Between February 1956 and the autumn efforts were made to secure the Duke of Edinburgh as the official opener. In a gracious letter he declined on the grounds of a full diary. Eventually Dr. William Stobie, president of the Oxfordshire RFU, was invited to perform the ceremony. He did so on September 27th. A plaque commemorating the occasion, the gift of the president, Mr. H.R. Sanderson and the immediate past president, Mr. E. Owens-Claydon, was later fixed to the wall of the clubhouse and subsequently moved inside.

In declaring the clubhouse officially open Dr. Stobie paid tribute to the "wonderful efforts" of the club's members who had "raised over £3,000 of the cost of levelling the ground and building the new clubhouse by dances, competitions and fetes".

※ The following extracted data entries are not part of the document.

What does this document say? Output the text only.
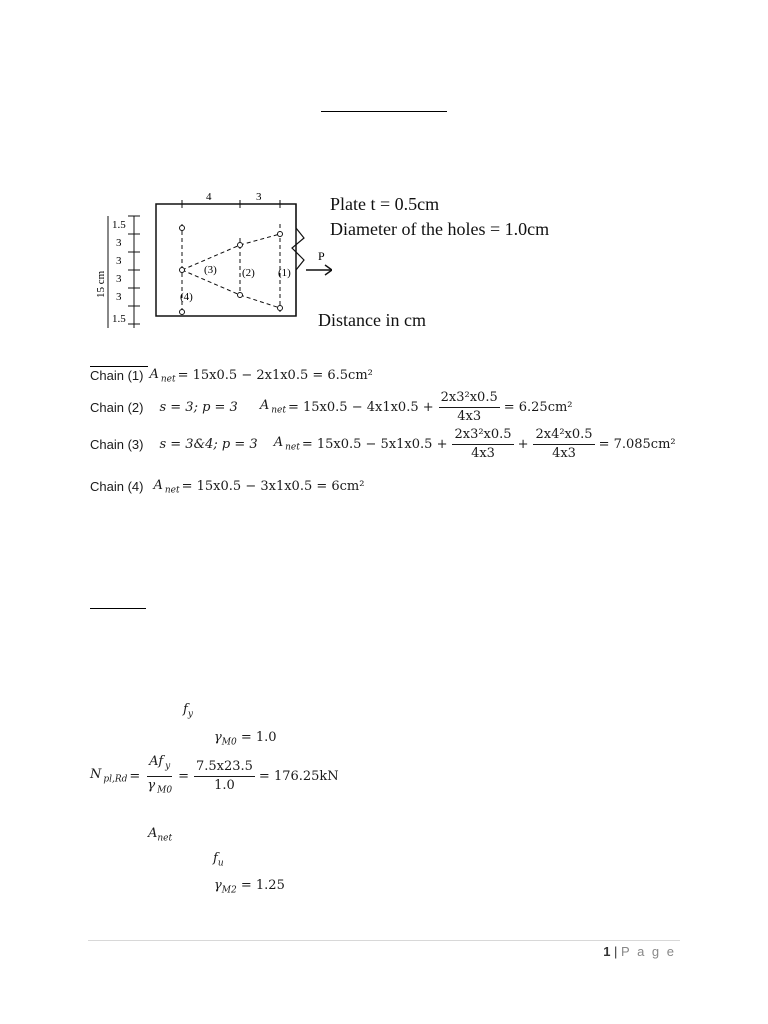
4	3
1.5
3
3
3
3
1.5
15 cm
(3) (2) (1)
(4)
P
Plate t = 0.5cm
Diameter of the holes = 1.0cm
Distance in cm
Chain (1) A $_{net}$ = 15x0.5 − 2x1x0.5 = 6.5cm²
Chain (2) s = 3; p = 3 A $_{net} = 15x0.5 - 4x1x0.5 + \frac{\text{2x3²x0.5}}{4x3} = 6.25cm^2$
Chain (3) s = 3&4; p = 3 A $_{net} = 15x0.5 - 5x1x0.5 + \frac{\text{2x3²x0.5}}{4x3} + \frac{\text{2x4²x0.5}}{4x3} = 7.085cm^2$
Chain (4) A $_{net}$ = 15x0.5 − 3x1x0.5 = 6cm²
$f_y$
$\gamma_{M0} = 1.0$
N $_{pl,Rd} = \frac{Af _y}{\gamma _{M0}} = \frac{7.5x23.5}{1.0} = 176.25kN$
$A_{net}$
$f_u$
$\gamma_{M2} = 1.25$
1 | P a g e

It was, indeed, a momentous day as the club president, Mr. Sanderson, remarked. He thanked the trustees and guarantors for overcoming many difficulties, the late Mrs. Theo Clark and vice-presidents George Clark and E.T. Abbotts for their parts in securing the ground for the club.

In looking back to this big day in the club's history it seems only right and proper that the names of the club's officials on and off the field should be recorded. President Mr. H.R. Sanderson, secretary R.W. Bolton, treasurer R.S. Jones, fixture secretary D.A. Rix, team secretary P. Harmsworth, auditor J. Portergill, captain 1st XV F.R. Briggs, vice-captain J. Court, captain "A' XV S.A. Miller, vice-captain K.L. Gregory. Committee K.H. Bolton, E. Owens-Claydon, M. Cox, L.M. Gage, R. Gillett, D.S. Harris, J. Russ, J. Thurgate. Official opening committee, S.A. Miller, R. Bolton, R. Briggs and R.S. Jones.

Champagne was drunk on that opening day and, on the field, a Banbury XV defeated the county president's XV by 8 points to 6 points.

Dr. Stobie had mentioned fund raising events by the club when opening the pavilion. In those days there was little local entertainment on August Bank Holidays. The club decided to capitalise on this and to stage some mammoth fetes. The first was held in 1955. The first raised a modest £200. For the second it was estimated that 5,000 had passed the turnstiles by 4 p.m. At 4.20, however, the skies opened and seventy-five per cent of the great crowd sorrowfully went home with money still in their pockets. However, £500 resulted and this encouraged further efforts on an ever more magnificent scale. A scheme was devised to donate a proportion of the fete profits to local charities. The total given away exceeded four figures.

Tribute should be paid to the ladies tea committee which backed up the club's efforts at this time. For the first eight years from the opening of the new ground Mrs. Pat Herrington was chairman. When she retired she was presented with a brooch by the club and another who received a gift for outstanding work was Mrs. Pat Fox. The names of their helpers are too numerous to record. Not only have the committees in their time catered for as many as 120 hot meals on a Saturday afternoon but for teas for 10,000 at the fetes, cutting vast quantities of sandwiches beforehand and storing them in deep freeze for the day.

The successful fete of 1956 was preceded by a canoe row from Oxford to Banbury by club members in answer to a challenge by Alderman Don Braggins. This first effort in publicity was followed by a series of "rags' drawing attention to the fete days.